Os insurgentes partiram em marcha até a Plantação Lagún, onde libertaram outros 22 escravizados e incendiaram as casas dos colonos. Em seguida, dirigiram-se à plantação de açúcar de Santa Cruz, unindo-se a um segundo grupo de insurgentes, esse liderado por Bastian Karpata.
Os rebeldes prosseguiram a marcha pela ilha, indo de plantação em plantação para libertar os escravizados. Passaram por Porto Mari, San Nicolas, Santa Martha e San Juan. A cada nova missão, agregavam mais e mais seguidores. No segundo dia do levante, Tula já comandava um exército de 2.000 insurgentes.
Um terceiro destacamento de rebeldes, sob o comando de Louis Mercier, organizou uma nova ofensiva na região de Santa Cruz. Eles capturaram o comandante Van der Grijp e seus soldados e confiscaram armas, canhões e suprimentos.
Mercier liderou a tomada da região de Fontein, assegurando o controle das estradas para Willemstad. Em seguida, uniu suas tropas às forças comandadas por Tula e partiram para a bem sucedida captura de Bandabou.
A supressão da revolta
Uma primeira expedição enviada pelo tenente R.G. Plegher para debelar o movimento foi subjugada pelo exército revolucionário. O governador mandou então alguns emissários para tentar uma rendição negociada, incluindo o padre Jacobus Schink.
Tula recebeu o sacerdote e fez questão de explicar o motivo da insurreição: “Eles nos tratam muito mal. Não queremos prejudicar ninguém, só queremos liberdade. Todos na Terra não são descendentes de Adão e Eva? Eu estou errado por querer libertar meus irmãos? Padre, até os animais merecem tratamento melhor”, argumentou.
As negociações não avançaram e o governo holandês enviou uma grande expedição, com mais de 200 soldados, auxiliados por milícias civis. Capitaneadas pelo Barão Van Westerholt, as forças coloniais iniciaram um ataque sangrento aos rebeldes. A primeira grande batalha deixou nove rebeldes mortos e outros 12 feridos.

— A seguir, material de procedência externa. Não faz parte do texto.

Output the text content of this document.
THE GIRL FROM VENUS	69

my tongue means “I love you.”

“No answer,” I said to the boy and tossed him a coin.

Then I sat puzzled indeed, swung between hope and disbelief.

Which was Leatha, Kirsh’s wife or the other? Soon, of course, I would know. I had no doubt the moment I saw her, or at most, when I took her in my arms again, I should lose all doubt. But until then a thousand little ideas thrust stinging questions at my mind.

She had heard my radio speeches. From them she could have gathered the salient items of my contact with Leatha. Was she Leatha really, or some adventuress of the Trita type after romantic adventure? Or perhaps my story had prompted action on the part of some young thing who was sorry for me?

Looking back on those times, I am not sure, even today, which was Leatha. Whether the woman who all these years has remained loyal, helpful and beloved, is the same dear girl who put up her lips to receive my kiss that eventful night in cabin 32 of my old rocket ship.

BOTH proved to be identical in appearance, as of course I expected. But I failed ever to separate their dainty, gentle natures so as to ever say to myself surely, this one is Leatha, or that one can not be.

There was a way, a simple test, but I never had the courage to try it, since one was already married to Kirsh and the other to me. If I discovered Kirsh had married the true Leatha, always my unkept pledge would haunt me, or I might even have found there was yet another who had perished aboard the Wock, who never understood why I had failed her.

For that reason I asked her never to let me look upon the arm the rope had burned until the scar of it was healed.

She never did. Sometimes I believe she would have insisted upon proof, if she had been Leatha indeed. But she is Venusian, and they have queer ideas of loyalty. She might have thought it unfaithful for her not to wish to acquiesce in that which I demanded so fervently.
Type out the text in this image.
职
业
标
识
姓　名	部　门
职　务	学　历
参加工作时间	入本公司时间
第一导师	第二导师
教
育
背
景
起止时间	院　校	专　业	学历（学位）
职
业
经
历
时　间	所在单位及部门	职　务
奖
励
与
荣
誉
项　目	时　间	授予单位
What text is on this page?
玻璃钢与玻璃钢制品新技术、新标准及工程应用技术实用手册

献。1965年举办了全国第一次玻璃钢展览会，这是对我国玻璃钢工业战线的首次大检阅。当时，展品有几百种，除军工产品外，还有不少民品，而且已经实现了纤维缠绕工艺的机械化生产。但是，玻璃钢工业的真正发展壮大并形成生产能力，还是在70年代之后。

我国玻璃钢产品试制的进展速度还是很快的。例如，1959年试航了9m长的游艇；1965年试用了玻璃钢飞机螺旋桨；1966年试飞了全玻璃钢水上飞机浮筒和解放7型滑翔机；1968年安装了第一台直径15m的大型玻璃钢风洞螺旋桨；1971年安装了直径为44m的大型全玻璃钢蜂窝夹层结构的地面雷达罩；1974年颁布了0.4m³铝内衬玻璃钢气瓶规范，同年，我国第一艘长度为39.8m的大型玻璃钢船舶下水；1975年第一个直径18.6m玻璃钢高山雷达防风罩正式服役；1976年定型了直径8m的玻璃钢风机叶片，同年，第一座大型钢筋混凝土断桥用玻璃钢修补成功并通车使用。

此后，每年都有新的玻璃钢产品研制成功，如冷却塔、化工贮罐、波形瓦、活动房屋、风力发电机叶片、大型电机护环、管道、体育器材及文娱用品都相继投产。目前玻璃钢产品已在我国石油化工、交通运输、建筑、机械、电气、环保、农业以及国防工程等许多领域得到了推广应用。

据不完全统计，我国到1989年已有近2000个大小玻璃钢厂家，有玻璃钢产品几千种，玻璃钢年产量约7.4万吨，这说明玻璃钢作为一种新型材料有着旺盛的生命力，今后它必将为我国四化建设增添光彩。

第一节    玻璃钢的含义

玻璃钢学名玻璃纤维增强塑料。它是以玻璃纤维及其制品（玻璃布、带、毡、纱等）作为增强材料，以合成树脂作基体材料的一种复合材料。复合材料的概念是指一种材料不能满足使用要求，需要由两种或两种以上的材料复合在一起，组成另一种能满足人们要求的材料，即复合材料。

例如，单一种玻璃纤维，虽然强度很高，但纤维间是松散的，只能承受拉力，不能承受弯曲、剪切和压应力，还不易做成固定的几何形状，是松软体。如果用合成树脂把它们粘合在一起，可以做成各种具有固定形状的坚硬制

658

Um grupo de insurgentes conseguiu se refugiar nas montanhas, organizando uma guerrilha de resistência. Não demorou para que fossem subjugados pelas tropas holandesas, mais numerosas e bem equipadas.
Em 19 de setembro de 1795, Tula e Bastian Karpata foram capturados. Eles haviam sido traídos pelo escravizado Caspar Lodewijk, que os entregou para as tropas coloniais. Com a prisão de Louis Mercier, derrotado na ofensiva a Knip, a rebelião chegou ao fim.
A repressão foi brutal, marcada por uma série de massacres que deixaram mais de 300 mortos. Tula foi submetido aos castigos mais cruéis. Ele foi torturado por duas semanas inteiras e queimado com ferros quentes.
Em 3 de outubro de 1795, Tula foi esquartejado vivo na roda de despedaçamento. Karpata, Mercier e Wakao também foram executados. Seus corpos foram desmembrados e as partes expostas publicamente para aterrorizar os escravizados.
Para tentar apaziguar os ânimos, o governo holandês concedeu alguns direitos limitados aos escravizados — proibiu as punições excessivas, concedeu dias de folga e o direito a casamento. A escravidão, no entanto, ainda persistiria por muitas décadas, até ser abolida pela monarquia holandesa em 1863.
Embora derrotada, a Revolta dos Escravizados tornou-se um poderoso símbolo da resistência ao sistema escravagista e às atrocidades do regime colonial. Tula foi proclamado Herói Nacional de Curaçau e homenageado com um monumento erguido próximo ao local de sua execução. A data do início da revolta, 17 de agosto, é celebrada na ilha como Dia de Luta pela Liberdade.